Tilt your ear west now and hear Andre Grossi's laughter, from nearly 2,500 miles away.
He's the Costa Mesa, Calif., car dealer who bought the Bentley at an auction and has it on eBay.
But wait. This Bentley is white.
"I painted it," said Grossi of Source Motors. "Not too many people want a green Bentley."
Make that Barnato green, a color named for a British race car driver. But green is out and Designo Magno Cashmere white is in — not unlike Simmons, 43, projected to be released in 2024.

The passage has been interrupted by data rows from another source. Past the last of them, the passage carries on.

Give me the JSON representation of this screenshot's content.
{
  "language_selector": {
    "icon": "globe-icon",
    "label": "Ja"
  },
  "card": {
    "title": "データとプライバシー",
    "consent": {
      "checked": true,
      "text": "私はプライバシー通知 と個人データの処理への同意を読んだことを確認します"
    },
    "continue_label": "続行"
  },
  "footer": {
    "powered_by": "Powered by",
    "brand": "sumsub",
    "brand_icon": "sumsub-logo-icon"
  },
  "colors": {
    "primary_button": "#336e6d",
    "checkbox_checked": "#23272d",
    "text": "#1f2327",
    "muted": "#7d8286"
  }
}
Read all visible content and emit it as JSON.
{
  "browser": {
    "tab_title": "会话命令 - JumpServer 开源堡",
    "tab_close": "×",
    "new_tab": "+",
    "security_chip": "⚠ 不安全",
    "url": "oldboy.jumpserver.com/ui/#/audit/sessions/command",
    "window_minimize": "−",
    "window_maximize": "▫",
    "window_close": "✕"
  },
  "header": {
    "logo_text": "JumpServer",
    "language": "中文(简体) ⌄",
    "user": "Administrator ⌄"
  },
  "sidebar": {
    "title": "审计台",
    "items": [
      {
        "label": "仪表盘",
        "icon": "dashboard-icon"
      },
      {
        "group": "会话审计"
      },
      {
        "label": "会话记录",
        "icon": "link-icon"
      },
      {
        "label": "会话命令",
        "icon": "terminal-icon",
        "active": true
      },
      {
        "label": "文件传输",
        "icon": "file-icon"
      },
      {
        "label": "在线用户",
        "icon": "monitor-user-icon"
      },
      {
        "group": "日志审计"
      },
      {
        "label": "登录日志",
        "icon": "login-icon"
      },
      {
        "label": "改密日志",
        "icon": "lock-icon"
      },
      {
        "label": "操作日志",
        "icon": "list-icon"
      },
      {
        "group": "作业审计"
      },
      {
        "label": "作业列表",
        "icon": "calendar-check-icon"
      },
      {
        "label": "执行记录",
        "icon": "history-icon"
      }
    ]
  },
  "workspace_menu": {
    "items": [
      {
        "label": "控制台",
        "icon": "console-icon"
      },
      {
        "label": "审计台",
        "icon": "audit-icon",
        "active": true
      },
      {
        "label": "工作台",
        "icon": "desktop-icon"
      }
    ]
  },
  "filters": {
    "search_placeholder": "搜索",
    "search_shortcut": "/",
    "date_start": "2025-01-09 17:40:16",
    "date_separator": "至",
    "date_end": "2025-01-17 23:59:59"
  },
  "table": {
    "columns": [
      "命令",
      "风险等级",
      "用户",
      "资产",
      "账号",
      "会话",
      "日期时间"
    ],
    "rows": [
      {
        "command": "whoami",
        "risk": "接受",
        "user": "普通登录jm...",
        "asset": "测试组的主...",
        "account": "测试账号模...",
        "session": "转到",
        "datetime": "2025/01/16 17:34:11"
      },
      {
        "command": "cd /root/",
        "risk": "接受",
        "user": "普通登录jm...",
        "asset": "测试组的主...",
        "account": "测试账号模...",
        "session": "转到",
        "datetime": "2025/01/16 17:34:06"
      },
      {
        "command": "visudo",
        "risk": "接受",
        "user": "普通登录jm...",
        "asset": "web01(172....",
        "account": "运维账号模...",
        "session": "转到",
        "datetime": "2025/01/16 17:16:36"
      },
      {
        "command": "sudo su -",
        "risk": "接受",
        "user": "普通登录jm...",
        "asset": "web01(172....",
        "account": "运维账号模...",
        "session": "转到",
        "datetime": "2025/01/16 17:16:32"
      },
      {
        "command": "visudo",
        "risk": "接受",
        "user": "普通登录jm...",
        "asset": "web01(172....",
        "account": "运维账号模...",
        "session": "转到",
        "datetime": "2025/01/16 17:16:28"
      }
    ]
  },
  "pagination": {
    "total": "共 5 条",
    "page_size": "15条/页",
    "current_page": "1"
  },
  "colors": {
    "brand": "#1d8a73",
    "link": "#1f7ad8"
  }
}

In a court motion signed on Valentine's Day from inside Coleman Correctional Institution, Simmons asked for the return of eight pieces of jewelry containing more than 3,323 diamonds, plus $143,275 in cash and money cards, and the car.
He's one of scores in the Tampa Bay area sent to prison for using other people's identities to file fraudulent claims for income tax refunds, a crime that at one point cost the nation at least $5.2 billion a year.
The Bentley, much like Maurice Larry's blinged-out Camaro, became a symbol of tax fraud excess when images of its seizure accompanied news reports.
Such spoils of crime, forfeited under order of federal judges, sell at online auctions under government contract. The IRS screens high bidders. Proceeds trickle back to the Treasury.
In his self-filed court motion, Simmons invoked a federal rule governing seizure. It states, in part: "A person aggrieved … by the deprivation of property may move for the property's return."
But not after the property has already been ordered forfeited by a judge and is part of a sentence, the government responded.
Assistant U.S. Attorney Natalie Hirt Adams reminded Magistrate Judge Anthony Porcelli that Simmons consented in a plea agreement to owe the government nearly $1.2 million and to give up the car, cash and jewelry.
He was originally sentenced to 15 years on charges of wire fraud and aggravated identity theft, but prosecutors helped to shave 2 1/2 years off that sentence for his assistance in a drug case.
Along with asking for the return of valuables, Simmons requested yet another reduction in his sentence.
Both motions are pending.
As for the Bentley, a federal contractor auctioned it off for $53,450, records show. Source Motors set a minimum bid of $55,200 on eBay.
The car passed a California emissions check and awaits a new owner, just a few minutes from the Pacific Coast Highway.